Господин председатель все еще пытался шутить.
– А почему таким серьезным преступлением занимается сыскная полиция, а не жандармы или Охранное отделение? - вдруг спросил Малецкий.
– Мы расследуем убийство, которое привело нас к возможным исполнителям этой акции! - Ванзаров говорил жестко и уверенно.
– Вот что, господа, я вам скажу! Может быть, где-то такое и возможно, но только не на нашем заводе! - возмущенно ответил Малецкий. - У нас, извольте знать, порядок и дисциплина! Мы не какое-нибудь затрапезное товарищество Дурдина! Мы - «Калинкин»! Лучший пивной завод России! Самый крупный, самый современный! И хочу сказать, что у нас есть заводская полиция, которая неусыпно несет вахту! К тому же ни сегодня, ни завтра на заводе никого не будет. Забастовка-с! Вот так!
– Ну-с, господа, - Эдуард Егорович сложил лапки на круглом пузике, - что скажете?
– Я прошу выслушать наше мнение приватно, - сказал Ванзаров, не глядя на Малецкого.
– У меня нет тайн от Ивана Ромуальдовича! - заявил Эбсворт патетическим тоном.
– Как скажете, - Ванзаров медленно вздохнул, - дело касается Роберта Эдуардовича…
Сыщик замолчал, дав возможность председателю осмыслить услышанное. Он не хотел, чтобы о деле с младшим Эбсвортом знал такой неприятный тип, как Малецкий.

Эбсворт помрачнел.

– Извините, Иван Ромуальдович, что вас побеспокоил, - заискивающе сказал он. - Вы свободны! Езжайте домой, отдохните, все равно у нас до понедельника нечем заняться.
Малецкий недобро глянул на Ванзарова и, ни с кем не прощаясь, вышел из кабинета.
– Обиделся, вот досада! - пробормотал Эбсворт и тут же посмотрел на Ванзарова. - Что вы хотите сообщить мне о сыне?
– Скажите, Эдуард Егорович, ваш сын знаком с производством? Он бывает в цехах?
– Ну, разумеется! - Эбсворт удивился наивному вопросу сыщика. - Он мой наследник. Я ввожу его в курс дела. Роберт полностью освоил рецептуру, знает весь технологический цикл, прекрасно разбирается в финансах.
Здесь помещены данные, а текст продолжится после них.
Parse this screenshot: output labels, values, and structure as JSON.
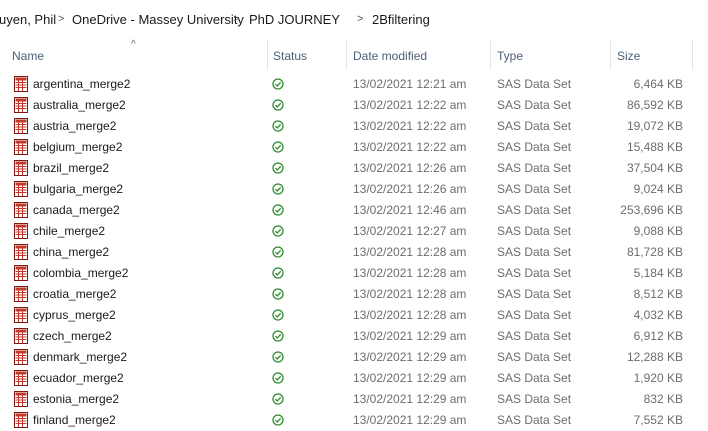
{
  "breadcrumb": {
    "items": [
      "uyen, Phil",
      "OneDrive - Massey University",
      "PhD JOURNEY",
      "2Bfiltering"
    ],
    "separator": ">"
  },
  "columns": {
    "name": "Name",
    "status": "Status",
    "date": "Date modified",
    "type": "Type",
    "size": "Size"
  },
  "files": [
    {
      "name": "argentina_merge2",
      "date": "13/02/2021 12:21 am",
      "type": "SAS Data Set",
      "size": "6,464 KB"
    },
    {
      "name": "australia_merge2",
      "date": "13/02/2021 12:22 am",
      "type": "SAS Data Set",
      "size": "86,592 KB"
    },
    {
      "name": "austria_merge2",
      "date": "13/02/2021 12:22 am",
      "type": "SAS Data Set",
      "size": "19,072 KB"
    },
    {
      "name": "belgium_merge2",
      "date": "13/02/2021 12:22 am",
      "type": "SAS Data Set",
      "size": "15,488 KB"
    },
    {
      "name": "brazil_merge2",
      "date": "13/02/2021 12:26 am",
      "type": "SAS Data Set",
      "size": "37,504 KB"
    },
    {
      "name": "bulgaria_merge2",
      "date": "13/02/2021 12:26 am",
      "type": "SAS Data Set",
      "size": "9,024 KB"
    },
    {
      "name": "canada_merge2",
      "date": "13/02/2021 12:46 am",
      "type": "SAS Data Set",
      "size": "253,696 KB"
    },
    {
      "name": "chile_merge2",
      "date": "13/02/2021 12:27 am",
      "type": "SAS Data Set",
      "size": "9,088 KB"
    },
    {
      "name": "china_merge2",
      "date": "13/02/2021 12:28 am",
      "type": "SAS Data Set",
      "size": "81,728 KB"
    },
    {
      "name": "colombia_merge2",
      "date": "13/02/2021 12:28 am",
      "type": "SAS Data Set",
      "size": "5,184 KB"
    },
    {
      "name": "croatia_merge2",
      "date": "13/02/2021 12:28 am",
      "type": "SAS Data Set",
      "size": "8,512 KB"
    },
    {
      "name": "cyprus_merge2",
      "date": "13/02/2021 12:28 am",
      "type": "SAS Data Set",
      "size": "4,032 KB"
    },
    {
      "name": "czech_merge2",
      "date": "13/02/2021 12:29 am",
      "type": "SAS Data Set",
      "size": "6,912 KB"
    },
    {
      "name": "denmark_merge2",
      "date": "13/02/2021 12:29 am",
      "type": "SAS Data Set",
      "size": "12,288 KB"
    },
    {
      "name": "ecuador_merge2",
      "date": "13/02/2021 12:29 am",
      "type": "SAS Data Set",
      "size": "1,920 KB"
    },
    {
      "name": "estonia_merge2",
      "date": "13/02/2021 12:29 am",
      "type": "SAS Data Set",
      "size": "832 KB"
    },
    {
      "name": "finland_merge2",
      "date": "13/02/2021 12:29 am",
      "type": "SAS Data Set",
      "size": "7,552 KB"
    }
  ],
  "icons": {
    "file": "sas-dataset-icon",
    "status": "synced-check-icon",
    "sort": "sort-up-icon"
  },
  "colors": {
    "status_green": "#2e8b2e",
    "file_icon_red": "#c0392b",
    "header_text": "#4c607a"
  }
}
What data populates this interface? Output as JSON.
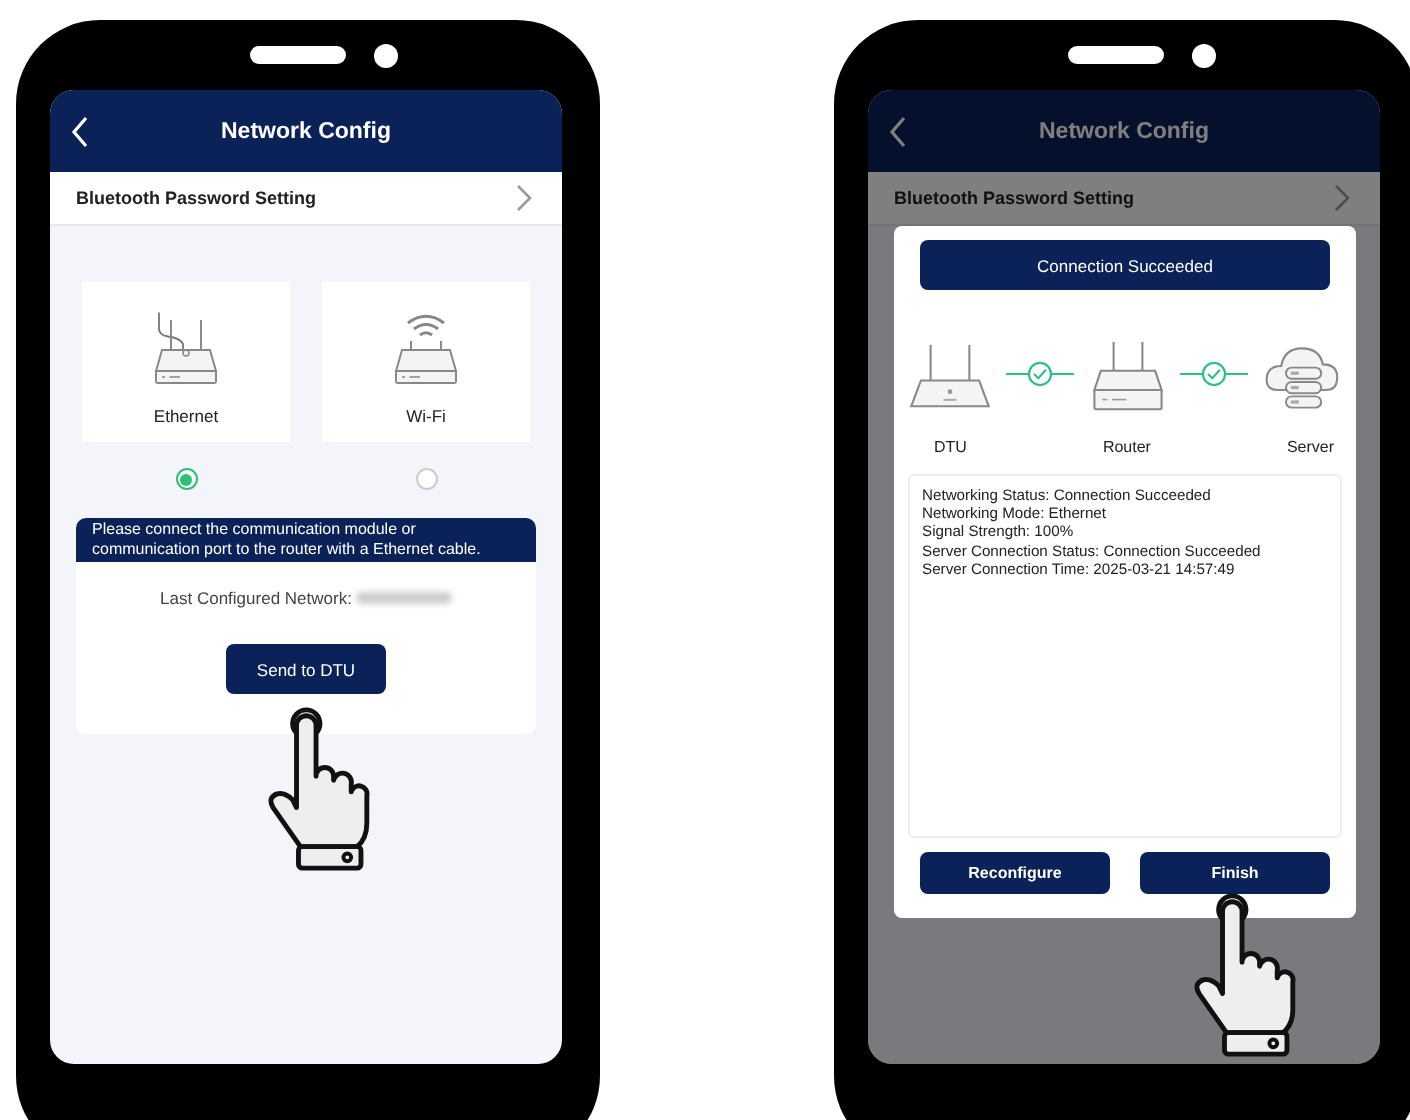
{
  "config_screen": {
    "header": {
      "title": "Network Config"
    },
    "settings_row": {
      "label": "Bluetooth Password Setting"
    },
    "options": [
      {
        "kind": "ethernet",
        "label": "Ethernet",
        "selected": true
      },
      {
        "kind": "wifi",
        "label": "Wi-Fi",
        "selected": false
      }
    ],
    "notice": "Please connect the communication module or communication port to the router with a Ethernet cable.",
    "last_network_label": "Last Configured Network:",
    "send_button": "Send to DTU"
  },
  "result_screen": {
    "header": {
      "title": "Network Config"
    },
    "settings_row": {
      "label": "Bluetooth Password Setting"
    },
    "dialog": {
      "title": "Connection Succeeded",
      "nodes": [
        {
          "kind": "dtu",
          "label": "DTU"
        },
        {
          "kind": "router",
          "label": "Router"
        },
        {
          "kind": "server",
          "label": "Server"
        }
      ],
      "status_lines": [
        "Networking Status: Connection Succeeded",
        "Networking Mode: Ethernet",
        "Signal Strength: 100%",
        "Server Connection Status: Connection Succeeded",
        "Server Connection Time: 2025-03-21 14:57:49"
      ],
      "buttons": [
        "Reconfigure",
        "Finish"
      ]
    }
  }
}
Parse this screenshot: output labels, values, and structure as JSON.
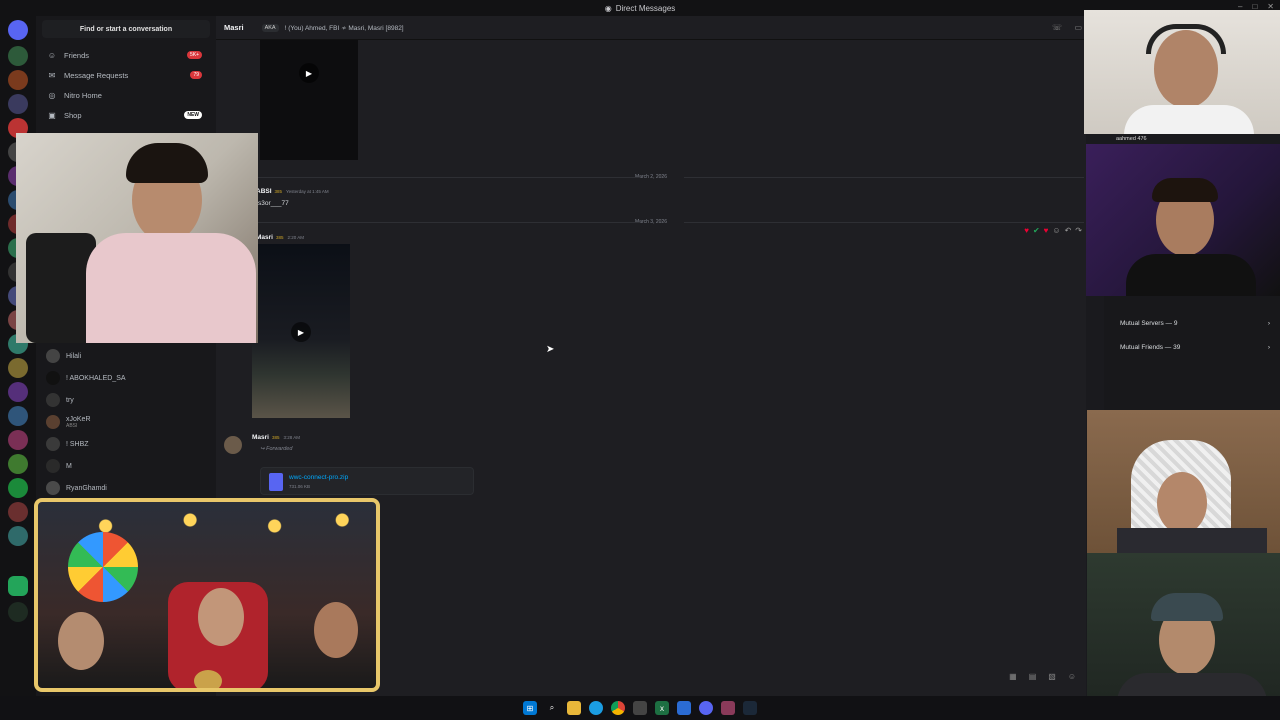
{
  "window": {
    "title": "Direct Messages"
  },
  "sidebar": {
    "search_placeholder": "Find or start a conversation",
    "nav": [
      {
        "label": "Friends",
        "badge": "5K+"
      },
      {
        "label": "Message Requests",
        "badge": "79"
      },
      {
        "label": "Nitro Home",
        "badge": ""
      },
      {
        "label": "Shop",
        "badge": "NEW"
      }
    ],
    "dms": [
      {
        "name": "Hilali",
        "sub": ""
      },
      {
        "name": "! ABOKHALED_SA",
        "sub": ""
      },
      {
        "name": "try",
        "sub": ""
      },
      {
        "name": "xJoKeR",
        "sub": "ABSI"
      },
      {
        "name": "! SHBZ",
        "sub": ""
      },
      {
        "name": "M",
        "sub": ""
      },
      {
        "name": "RyanGhamdi",
        "sub": ""
      }
    ]
  },
  "chat": {
    "header": {
      "name": "Masri",
      "aka_label": "AKA",
      "members": "! (You) Ahmed, FBI ≁ Masri, Masri [8982]"
    },
    "dates": [
      "March 2, 2026",
      "March 3, 2026"
    ],
    "messages": [
      {
        "author": "ABSI",
        "tag": "385",
        "time": "Yesterday at 1:45 AM",
        "text": "s3or___77"
      },
      {
        "author": "Masri",
        "tag": "385",
        "time": "2:20 AM",
        "text": ""
      },
      {
        "author": "Masri",
        "tag": "385",
        "time": "3:28 AM",
        "forwarded": "Forwarded",
        "file_name": "wwc-connect-pro.zip",
        "file_size": "731.06 KB"
      }
    ]
  },
  "profile": {
    "cam_label": "aahmed 476",
    "mutual_servers": "Mutual Servers — 9",
    "mutual_friends": "Mutual Friends — 39"
  },
  "colors": {
    "accent": "#5865f2",
    "danger": "#da373c",
    "link": "#00a8fc"
  }
}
Сейчас заканчивает коммерческое училище… Господа, может, наконец объяснитесь?
Ванзаров и Джуранский переглянулись.
– Еще один вопрос… У вас нет его фотографии?
– Конечно есть! - Эбсворт повернул одну из богатых фотографических рамок, стоящих на столе. - Вот, это мой дорогой мальчик, мой Роберт!
На салонной фотографии стройный юноша, лет двадцати, в идеально приталенном костюме, с модной стрижкой и усиками, элегантно опирался рукой на колонну из папье-маше. Обычный снимок дорогого фотоателье.
– Это тот, из номера! - склонившись к сыщику, шепнул Джуранский. - И заколка на галстуке - та же!
– Мне тяжело это говорить… - продолжил Ванзаров. - Но ваш сын, скорее всего именно тот человек, который бросит отраву в чаны с пивом.
Председатель откинулся на спинку кресла и добродушно улыбнулся.
– Господа, это невозможно! - спокойно сказал он. - Мой сын второй день болеет и не выходит из дому. Доктора прописали ему постельный режим минимум на неделю.
– А доктора уже нашли причину болезни? - спросил сыщик.
– Пока нет, но мы вызвали лучших специалистов!
– Он не может есть, пьет только чистую воду маленькими глотками, сильно ослабел и ни один врач не может понять, чем он болен… - печально проговорил Родион Георгиевич.
– Да… А откуда вам это известно? - тревожно спросил Эбсворт.
– Видимо, мы действительно ошиблись! - Ванзаров поклонился и вышел.
Он не мог сказать всей правды и торопился сделать то, что еще было в его силах.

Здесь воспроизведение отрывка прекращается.